Ese tal Kulczewski le devuelve el aliento al verbo habitar. Pero Kulczewski no es Santiago, es otra parte que todavía hay que descubrir. Su arquitectura requiere de una lectura superpuesta de la realidad tectónica al ser un sistema entrecruzado de lenguajes. Es un rescate de la temporalidad del espacio, se produce un entrelazamiento de diversidad de tiempos. Este es un fenómeno que lo distingue de la arquitectura clásica y tradicional, en donde el tiempo está simplemente reducido a cero o a ser un tiempo controlado en su orden de expansión. El tiempo en la obra de Kulczewski es un tiempo-fractal, fracturado, desplazado, dentro del cual resulta complejo recurrir a un tiempo único para poder reconstruir la experiencia. Se asemeja al tiempo cubista y dadaísta. No es el tiempo del “Kronos” (tiempo del presente), sino el tiempo del “Aión” (o tiempo del azar ramificado). En la conceptualidad temporal de la arquitectura de Kulczewski se develan ciertos pliegues que conviven dentro de la obra misma: elementos escultóricos (gárgolas, figuras zoomorfas), de cerrajería (delicadeza en las rejas en forma de tela de araña, manillas, hasta la firma personal), ornamentales (jarrones y jardineras acoplados a la construcción, columnas pequeñas, curvatura de ventanas, ojiva neogótica) y los propiamente arquitectónicos (ruptura violenta de la simetría). Los pliegues del cuerpo arquitectónico de estas obras son el trazado de una multiplicidad que a veces no deja de ser laberíntica, en donde los materiales representan una textura, una musculatura, porosa, esponjosa. Materia-pliegue (como la morfología en la pintura de Hantaï), materia-tiempo (como el vértigo en la pintura de Matta): elasticidad de los cuerpos en su dilatación, punto de exilio (como la tensión capilar en la pintura de Bacon). Curvatura, inflexión (como en la pintura de Klee): el pliegue del espacio, la inflexión, es el lugar de una cosmogénesis descentrada…es la proyección de un ombligo: el ombligo es nuestro propio pliegue y punto de exilio (un secreto: me encanta el ombligo de Ella).

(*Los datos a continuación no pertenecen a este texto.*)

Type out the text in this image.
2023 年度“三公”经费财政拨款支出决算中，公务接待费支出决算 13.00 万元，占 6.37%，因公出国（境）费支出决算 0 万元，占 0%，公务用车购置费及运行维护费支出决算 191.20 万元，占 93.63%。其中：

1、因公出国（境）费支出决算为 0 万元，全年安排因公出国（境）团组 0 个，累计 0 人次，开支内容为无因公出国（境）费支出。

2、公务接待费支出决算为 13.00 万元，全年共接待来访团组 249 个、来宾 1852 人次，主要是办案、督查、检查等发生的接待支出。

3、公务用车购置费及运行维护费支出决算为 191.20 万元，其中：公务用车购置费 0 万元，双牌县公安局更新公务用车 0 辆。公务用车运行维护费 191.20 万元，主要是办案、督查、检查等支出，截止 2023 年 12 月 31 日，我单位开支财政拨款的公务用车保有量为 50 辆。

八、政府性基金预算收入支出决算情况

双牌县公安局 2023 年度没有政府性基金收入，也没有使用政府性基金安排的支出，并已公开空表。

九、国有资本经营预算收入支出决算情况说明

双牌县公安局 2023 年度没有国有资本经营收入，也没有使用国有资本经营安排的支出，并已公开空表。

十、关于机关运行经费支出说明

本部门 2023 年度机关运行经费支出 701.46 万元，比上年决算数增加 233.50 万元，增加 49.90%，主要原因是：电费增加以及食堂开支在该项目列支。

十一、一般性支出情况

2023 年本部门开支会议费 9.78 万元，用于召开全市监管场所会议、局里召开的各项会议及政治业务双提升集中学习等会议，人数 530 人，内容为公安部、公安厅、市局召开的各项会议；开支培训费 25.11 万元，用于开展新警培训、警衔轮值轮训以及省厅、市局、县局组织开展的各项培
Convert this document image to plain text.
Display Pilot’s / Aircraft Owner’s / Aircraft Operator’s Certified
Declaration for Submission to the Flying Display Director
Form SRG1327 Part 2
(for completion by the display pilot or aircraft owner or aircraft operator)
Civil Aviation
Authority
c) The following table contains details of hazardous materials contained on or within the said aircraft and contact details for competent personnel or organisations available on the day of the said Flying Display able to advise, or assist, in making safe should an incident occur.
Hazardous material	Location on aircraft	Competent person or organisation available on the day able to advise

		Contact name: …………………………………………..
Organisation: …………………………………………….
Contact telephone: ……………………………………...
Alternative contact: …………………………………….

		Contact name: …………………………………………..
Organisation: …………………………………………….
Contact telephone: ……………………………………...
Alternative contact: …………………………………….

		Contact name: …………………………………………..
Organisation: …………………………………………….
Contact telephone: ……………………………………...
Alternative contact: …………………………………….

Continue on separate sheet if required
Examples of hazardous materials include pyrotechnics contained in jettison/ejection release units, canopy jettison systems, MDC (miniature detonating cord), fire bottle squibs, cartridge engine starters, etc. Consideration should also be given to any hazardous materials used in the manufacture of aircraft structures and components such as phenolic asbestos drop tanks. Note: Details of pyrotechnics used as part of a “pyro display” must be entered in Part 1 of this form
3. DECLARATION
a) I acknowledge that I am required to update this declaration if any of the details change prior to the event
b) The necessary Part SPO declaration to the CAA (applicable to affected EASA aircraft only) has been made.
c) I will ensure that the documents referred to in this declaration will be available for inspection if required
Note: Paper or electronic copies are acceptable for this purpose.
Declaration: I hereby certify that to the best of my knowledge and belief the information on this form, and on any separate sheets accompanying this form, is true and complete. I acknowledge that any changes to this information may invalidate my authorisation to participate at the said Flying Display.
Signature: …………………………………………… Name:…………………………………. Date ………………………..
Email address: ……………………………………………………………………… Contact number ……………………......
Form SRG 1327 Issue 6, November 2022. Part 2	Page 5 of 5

En Santiago –lo digo con tristeza- la arquitectura está infestada de sedentarismo. En cambio, un fenómeno original de la tarea creativa de Kulczewski es la condición esquizoide de la superficie arquitectónica que construye. No hay una organización de la realidad tectónica basada en una sucesión ordenada del tiempo; hay grietas, raspaduras, superficies y hendiduras que se dislocan en la experiencia espacial: heterotopía irónica. No universo arquitectónico, sino “multiverso” (del orden n-1). La noción de espacio como categoría propia de la arquitectura es una noción moderna. En Mies van der Rohe, Duchamp, Picasso, el espacio no se concibe como un dato inicial, un punto fijo, sino que, al contrario, surge de la proposición creativa. El espacio es algo espaciado, un “spatium”, un lugar donde se dislocan, se distorsionan, se descomponen, se deconstruyen y se desplazan las cosas. La arquitectura de Kulczewski es nómade y siempre en fuga: desterritorializa, hace delirar a la arquitectura. Kulczewski es Mallarmé topologizado. Por eso nunca abolirá el azar. Su arquitectura posee una composición rizomática, traza un plano de composición a-centrado en donde las figuras estéticas se ramifican por la superficie en todos los sentidos: es un “caosmos”. Pero lamentablemente Kulczewski no es Santiago.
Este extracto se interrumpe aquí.